![]() |
Tweet |
Afyonkarahisar Disleksi Derneği (ADDER) koordinatörlüğünde ve Afyonkarahisar İl Milli Eğitim Müdürlüğü iş birliğiyle yürütülen "Disleksi ile Yaşam" projesi, yeni yılda başlıyor. T.C. İçişleri Bakanlığı Sivil Toplumla İlişkiler Genel Müdürlüğü tarafından desteklenen 12 aylık projenin protokolü, geçtiğimiz aylarda Afyonkarahisar Vali Yardımcısı Betül Büyükkılıç, İl Sivil Toplumla İlişkiler Müdürü Abdurrahman Özdilekler ve dernek başkanı Fatma Şensoy tarafından imzalanmıştı.

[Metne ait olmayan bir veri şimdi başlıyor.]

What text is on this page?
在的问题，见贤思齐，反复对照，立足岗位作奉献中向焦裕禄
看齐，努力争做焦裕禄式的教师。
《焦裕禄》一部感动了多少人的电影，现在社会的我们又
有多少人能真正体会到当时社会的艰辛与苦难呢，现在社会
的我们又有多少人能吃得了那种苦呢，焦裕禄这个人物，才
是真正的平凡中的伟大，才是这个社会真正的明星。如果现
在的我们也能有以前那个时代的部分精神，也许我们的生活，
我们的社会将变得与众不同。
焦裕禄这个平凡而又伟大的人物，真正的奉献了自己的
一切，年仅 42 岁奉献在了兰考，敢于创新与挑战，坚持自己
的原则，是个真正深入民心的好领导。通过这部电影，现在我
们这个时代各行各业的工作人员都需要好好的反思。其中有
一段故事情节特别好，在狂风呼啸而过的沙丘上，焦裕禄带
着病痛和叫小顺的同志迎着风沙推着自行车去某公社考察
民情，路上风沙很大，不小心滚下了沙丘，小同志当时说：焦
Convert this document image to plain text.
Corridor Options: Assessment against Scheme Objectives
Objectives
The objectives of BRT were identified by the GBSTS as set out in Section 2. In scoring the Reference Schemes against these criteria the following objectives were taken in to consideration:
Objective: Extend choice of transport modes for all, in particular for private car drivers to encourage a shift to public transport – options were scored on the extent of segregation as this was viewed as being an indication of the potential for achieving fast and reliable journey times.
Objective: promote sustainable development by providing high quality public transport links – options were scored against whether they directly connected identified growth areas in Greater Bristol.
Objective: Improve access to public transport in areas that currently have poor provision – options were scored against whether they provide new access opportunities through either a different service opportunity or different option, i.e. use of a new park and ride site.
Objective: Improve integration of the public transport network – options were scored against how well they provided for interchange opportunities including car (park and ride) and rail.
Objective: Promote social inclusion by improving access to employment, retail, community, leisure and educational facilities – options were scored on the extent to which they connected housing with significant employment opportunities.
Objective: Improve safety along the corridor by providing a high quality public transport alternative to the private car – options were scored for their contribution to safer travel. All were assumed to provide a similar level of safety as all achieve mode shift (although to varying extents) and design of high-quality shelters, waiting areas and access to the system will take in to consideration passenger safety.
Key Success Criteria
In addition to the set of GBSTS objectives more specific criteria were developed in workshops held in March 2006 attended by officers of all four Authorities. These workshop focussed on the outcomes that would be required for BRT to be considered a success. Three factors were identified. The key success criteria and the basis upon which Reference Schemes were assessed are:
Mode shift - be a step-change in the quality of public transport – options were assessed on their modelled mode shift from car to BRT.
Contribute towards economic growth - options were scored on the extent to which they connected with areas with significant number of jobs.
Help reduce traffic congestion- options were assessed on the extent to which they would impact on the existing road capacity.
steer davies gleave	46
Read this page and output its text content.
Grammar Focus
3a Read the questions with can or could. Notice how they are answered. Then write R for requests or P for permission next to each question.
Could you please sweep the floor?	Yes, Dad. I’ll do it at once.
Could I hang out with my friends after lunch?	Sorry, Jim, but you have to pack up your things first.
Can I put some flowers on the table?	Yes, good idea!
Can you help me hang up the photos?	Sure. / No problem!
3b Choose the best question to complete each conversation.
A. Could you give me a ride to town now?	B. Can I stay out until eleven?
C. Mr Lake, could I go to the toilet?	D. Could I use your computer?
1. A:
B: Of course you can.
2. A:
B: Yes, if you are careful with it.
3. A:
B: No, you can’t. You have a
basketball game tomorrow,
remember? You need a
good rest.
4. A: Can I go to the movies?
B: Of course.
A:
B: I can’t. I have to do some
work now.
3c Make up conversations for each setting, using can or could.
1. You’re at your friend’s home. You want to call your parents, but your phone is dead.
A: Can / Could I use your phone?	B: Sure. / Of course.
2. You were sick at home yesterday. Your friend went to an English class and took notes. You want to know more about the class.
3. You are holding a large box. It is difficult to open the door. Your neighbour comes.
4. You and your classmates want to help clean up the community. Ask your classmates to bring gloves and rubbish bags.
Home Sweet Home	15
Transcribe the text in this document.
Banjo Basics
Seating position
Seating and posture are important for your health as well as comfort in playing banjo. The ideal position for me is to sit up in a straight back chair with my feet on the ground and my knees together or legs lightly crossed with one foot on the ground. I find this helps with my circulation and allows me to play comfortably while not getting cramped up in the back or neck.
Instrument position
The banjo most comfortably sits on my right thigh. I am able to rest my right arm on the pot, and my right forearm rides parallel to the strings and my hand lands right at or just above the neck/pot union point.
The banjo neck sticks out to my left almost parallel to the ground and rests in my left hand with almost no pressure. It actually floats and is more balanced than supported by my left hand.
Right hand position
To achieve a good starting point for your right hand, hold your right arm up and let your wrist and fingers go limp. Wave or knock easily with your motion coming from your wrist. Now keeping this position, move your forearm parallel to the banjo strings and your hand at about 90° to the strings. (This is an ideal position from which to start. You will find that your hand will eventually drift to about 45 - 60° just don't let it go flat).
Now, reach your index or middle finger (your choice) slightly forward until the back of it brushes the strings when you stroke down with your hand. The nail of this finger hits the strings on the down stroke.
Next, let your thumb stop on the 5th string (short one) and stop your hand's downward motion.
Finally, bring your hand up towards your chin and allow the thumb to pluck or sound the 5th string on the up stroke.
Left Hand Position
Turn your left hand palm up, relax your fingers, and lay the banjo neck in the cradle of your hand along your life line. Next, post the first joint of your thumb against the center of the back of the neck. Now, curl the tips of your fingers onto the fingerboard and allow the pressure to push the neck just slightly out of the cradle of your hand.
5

ADDER Yönetim Kurulu Başkanı Fatma Şensoy, projenin, toplumda disleksi hakkında farkındalık oluşturmak için büyük bir fırsat olduğunu belirterek şunları söyledi: “Özel öğrenme farklılıklarının en yaygın görülen türü olan disleksinin, toplumun tüm kesimleri tarafından yeteri kadar bilinmemesi öğretmenler, aileler ve özellikle de disleksisi olan çocuklar için birçok yeni sorun ortaya çıkmasına sebep oluyor. Sayın Valimiz Doç. Dr. Kübra Güran Yiğitbaşı’nın destekleri ile yürütmeye hak kazandığımız projemiz, disleksik çocukların çocuk-aile-toplum üçgeninde, akademik ve psikolojik olarak desteklenerek özgüvenlerinin ve toplumsal katılımlarının arttırılmasını ve disleksi hakkında toplumda farkındalık geliştirilmesini amaçlamaktadır."
Projede, Afyonkarahisar merkez ilçesinde yer alan 82 ilkokulun yöneticileri, psikolojik danışman ve rehber öğretmenlerinin proje faaliyetlerine destek vermesinin büyük önem taşıdığını vurgulayan Şensoy, ayrıca ebeveynlerin gönüllü ve istikrarlı katılımının başarı için olmazsa olmazlardan biri olduğunu belirtti. Projede disleksi tanısı bulunan ilköğretim düzeyindeki çocuklara akademik ve sosyal beceri geliştirme eğitimleri ile psikolojik destek eğitimleri verilecek, aile farkındalık seminerleri düzenlenecek, sınıf öğretmenleri için bilgilendirme toplantıları organize edilecek. Ayrıca projenin etkisini ölçmek için anketler uygulanacak, broşürler dağıtılacak ve sosyal medya aracılığıyla faaliyetlerin yaygınlaştırılması için çeşitli çalışmalar yapılacak.
Projenin sloganı olan "Disleksi ile Yaşam Rengarenk Bir Serüvendir" ise her bireyin farklı öğrenme süreci olabileceğini ve hiçbir çocuğun ötekileştirilmeden toplumda yerini bulması gerekliliğini vurguluyor.